Using the formula for Ella:

\[ A_E = 4800 \left(1 + \frac{0.02125}{4}\right)^{4 \cdot 18} \]

Calculating $ \frac{0.02125}{4} $:

\[ \frac{0.02125}{4} = 0.0053125 \]

Now substitute into the formula:

\[ A_E = 4800 \left(1 + 0.0053125\right)^{72} \] \[ A_E = 4800 \left(1.0053125\right)^{72} \]

Calculating $ (1.0053125)^{72} $:

\[ (1.0053125)^{72} \approx 1.485947 \]

Now calculate $ A_E $:

\[ A_E \approx 4800 \times 1.485947 \approx 7137.54 \]

Santiago's Account:

Principal ($ P $): $4,800
Annual interest rate ($ r $): $ 2 \frac{3}{8}% = 2.375% = 0.02375 $
Compounding frequency ($ n $): daily = 365 times per year
Time ($ t $): 18 years

Using the formula for Santiago:

\[ A_S = 4800 \left(1 + \frac{0.02375}{365}\right)^{365 \cdot 18} \]

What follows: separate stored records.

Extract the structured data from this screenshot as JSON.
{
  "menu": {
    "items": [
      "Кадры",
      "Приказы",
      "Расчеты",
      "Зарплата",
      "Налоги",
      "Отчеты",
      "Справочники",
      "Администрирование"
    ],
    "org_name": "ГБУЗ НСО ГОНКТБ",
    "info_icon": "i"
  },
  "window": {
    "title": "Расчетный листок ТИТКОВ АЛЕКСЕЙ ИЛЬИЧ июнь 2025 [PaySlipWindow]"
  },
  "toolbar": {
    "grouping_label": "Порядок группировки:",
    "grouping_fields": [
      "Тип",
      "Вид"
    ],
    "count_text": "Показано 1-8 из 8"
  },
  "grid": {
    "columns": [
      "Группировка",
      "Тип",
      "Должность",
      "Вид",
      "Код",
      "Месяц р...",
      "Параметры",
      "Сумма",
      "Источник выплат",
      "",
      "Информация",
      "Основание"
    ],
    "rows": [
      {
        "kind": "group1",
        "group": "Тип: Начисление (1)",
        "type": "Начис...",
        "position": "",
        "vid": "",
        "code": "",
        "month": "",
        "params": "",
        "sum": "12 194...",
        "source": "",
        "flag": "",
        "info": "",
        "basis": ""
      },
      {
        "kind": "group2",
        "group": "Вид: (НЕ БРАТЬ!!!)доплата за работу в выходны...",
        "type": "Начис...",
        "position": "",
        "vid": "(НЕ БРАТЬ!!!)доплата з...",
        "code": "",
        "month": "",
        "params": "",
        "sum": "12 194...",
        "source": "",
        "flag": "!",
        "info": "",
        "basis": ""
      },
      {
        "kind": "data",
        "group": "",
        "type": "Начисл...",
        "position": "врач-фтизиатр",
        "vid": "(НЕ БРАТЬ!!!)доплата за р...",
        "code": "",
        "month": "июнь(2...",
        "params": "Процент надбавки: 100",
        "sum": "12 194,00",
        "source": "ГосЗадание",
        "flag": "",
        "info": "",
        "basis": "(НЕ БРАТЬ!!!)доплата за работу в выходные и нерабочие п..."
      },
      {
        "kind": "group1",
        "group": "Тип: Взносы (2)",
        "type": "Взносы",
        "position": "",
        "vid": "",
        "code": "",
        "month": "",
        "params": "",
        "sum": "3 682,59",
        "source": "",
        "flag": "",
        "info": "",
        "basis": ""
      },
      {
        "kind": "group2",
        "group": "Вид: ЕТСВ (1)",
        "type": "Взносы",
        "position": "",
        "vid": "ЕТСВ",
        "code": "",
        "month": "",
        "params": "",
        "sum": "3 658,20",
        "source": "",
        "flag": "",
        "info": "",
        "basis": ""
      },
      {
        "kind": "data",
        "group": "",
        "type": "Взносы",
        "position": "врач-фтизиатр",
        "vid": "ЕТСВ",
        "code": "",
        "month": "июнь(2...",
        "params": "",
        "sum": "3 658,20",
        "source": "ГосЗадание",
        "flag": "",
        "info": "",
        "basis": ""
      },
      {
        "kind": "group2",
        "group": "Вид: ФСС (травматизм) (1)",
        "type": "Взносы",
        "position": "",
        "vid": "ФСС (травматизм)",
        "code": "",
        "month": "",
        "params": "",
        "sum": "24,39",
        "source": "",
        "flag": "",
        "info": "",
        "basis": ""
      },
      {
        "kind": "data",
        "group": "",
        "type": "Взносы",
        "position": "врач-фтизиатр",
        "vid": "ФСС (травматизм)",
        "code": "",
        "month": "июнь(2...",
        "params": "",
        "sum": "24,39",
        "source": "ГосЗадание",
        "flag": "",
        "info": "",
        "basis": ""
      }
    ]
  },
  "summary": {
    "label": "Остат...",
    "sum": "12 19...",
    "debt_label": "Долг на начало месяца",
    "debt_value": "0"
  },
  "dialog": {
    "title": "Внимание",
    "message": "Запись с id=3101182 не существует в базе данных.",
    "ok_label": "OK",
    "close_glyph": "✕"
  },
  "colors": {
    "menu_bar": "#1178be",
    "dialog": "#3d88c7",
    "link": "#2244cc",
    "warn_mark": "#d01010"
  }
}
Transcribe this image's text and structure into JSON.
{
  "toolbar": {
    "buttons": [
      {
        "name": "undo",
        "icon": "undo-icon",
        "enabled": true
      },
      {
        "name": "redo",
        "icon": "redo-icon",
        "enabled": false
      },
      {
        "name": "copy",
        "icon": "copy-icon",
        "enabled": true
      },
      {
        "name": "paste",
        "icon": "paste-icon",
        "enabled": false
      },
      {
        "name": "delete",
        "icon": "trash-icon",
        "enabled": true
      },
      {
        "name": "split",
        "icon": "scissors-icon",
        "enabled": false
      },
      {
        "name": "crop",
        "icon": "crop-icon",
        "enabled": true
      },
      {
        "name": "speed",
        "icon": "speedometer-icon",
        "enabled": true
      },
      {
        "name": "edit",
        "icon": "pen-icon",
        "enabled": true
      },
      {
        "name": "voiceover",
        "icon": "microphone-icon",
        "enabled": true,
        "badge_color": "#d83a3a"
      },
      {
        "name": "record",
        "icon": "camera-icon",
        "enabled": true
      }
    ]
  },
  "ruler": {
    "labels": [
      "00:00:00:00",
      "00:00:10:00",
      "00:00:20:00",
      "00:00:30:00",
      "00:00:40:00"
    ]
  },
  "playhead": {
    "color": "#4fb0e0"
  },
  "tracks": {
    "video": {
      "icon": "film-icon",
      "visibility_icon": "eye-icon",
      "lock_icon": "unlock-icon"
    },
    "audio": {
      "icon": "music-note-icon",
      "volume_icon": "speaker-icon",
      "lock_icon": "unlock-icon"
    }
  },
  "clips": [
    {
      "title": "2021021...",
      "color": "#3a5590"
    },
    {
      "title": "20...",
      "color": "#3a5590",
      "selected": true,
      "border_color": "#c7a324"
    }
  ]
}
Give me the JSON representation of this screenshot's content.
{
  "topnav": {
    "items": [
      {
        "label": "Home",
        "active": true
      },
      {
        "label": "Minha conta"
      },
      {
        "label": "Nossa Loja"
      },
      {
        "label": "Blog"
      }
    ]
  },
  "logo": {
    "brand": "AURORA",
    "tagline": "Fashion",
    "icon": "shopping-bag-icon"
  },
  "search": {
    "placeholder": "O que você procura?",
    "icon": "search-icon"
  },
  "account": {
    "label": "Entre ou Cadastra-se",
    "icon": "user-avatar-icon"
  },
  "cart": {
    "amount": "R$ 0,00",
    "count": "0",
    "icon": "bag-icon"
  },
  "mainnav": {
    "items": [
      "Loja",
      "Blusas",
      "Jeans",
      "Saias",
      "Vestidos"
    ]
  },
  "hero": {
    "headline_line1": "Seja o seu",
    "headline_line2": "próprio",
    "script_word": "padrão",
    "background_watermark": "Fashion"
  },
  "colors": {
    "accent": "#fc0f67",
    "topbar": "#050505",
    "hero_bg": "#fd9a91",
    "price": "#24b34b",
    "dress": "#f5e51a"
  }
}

Calculating $ \frac{0.02375}{365} $:

\[ \frac{0.02375}{365} \approx 0.0000650685 \]

Now substitute into the formula:

\[ A_S = 4800 \left(1 + 0.0000650685\right)^{6570} \] \[ A_S = 4800 \left(1.0000650685\right)^{6570} \]

Calculating $ (1.0000650685)^{6570} $:

\[ (1.0000650685)^{6570} \approx 1.490592 \]

Now calculate $ A_S $:

\[ A_S \approx 4800 \times 1.490592 \approx 7150.84 \]

Difference between Santiago's and Ella's Account:

\[ \text{Difference} = A_S - A_E \approx 7150.84 - 7137.54 \approx 13.30 \]

Rounding to the nearest dollar:

\[ \text{Difference} \approx 13 \]

Thus, the answer is Santiago would have approximately $13 more than Ella after 18 years.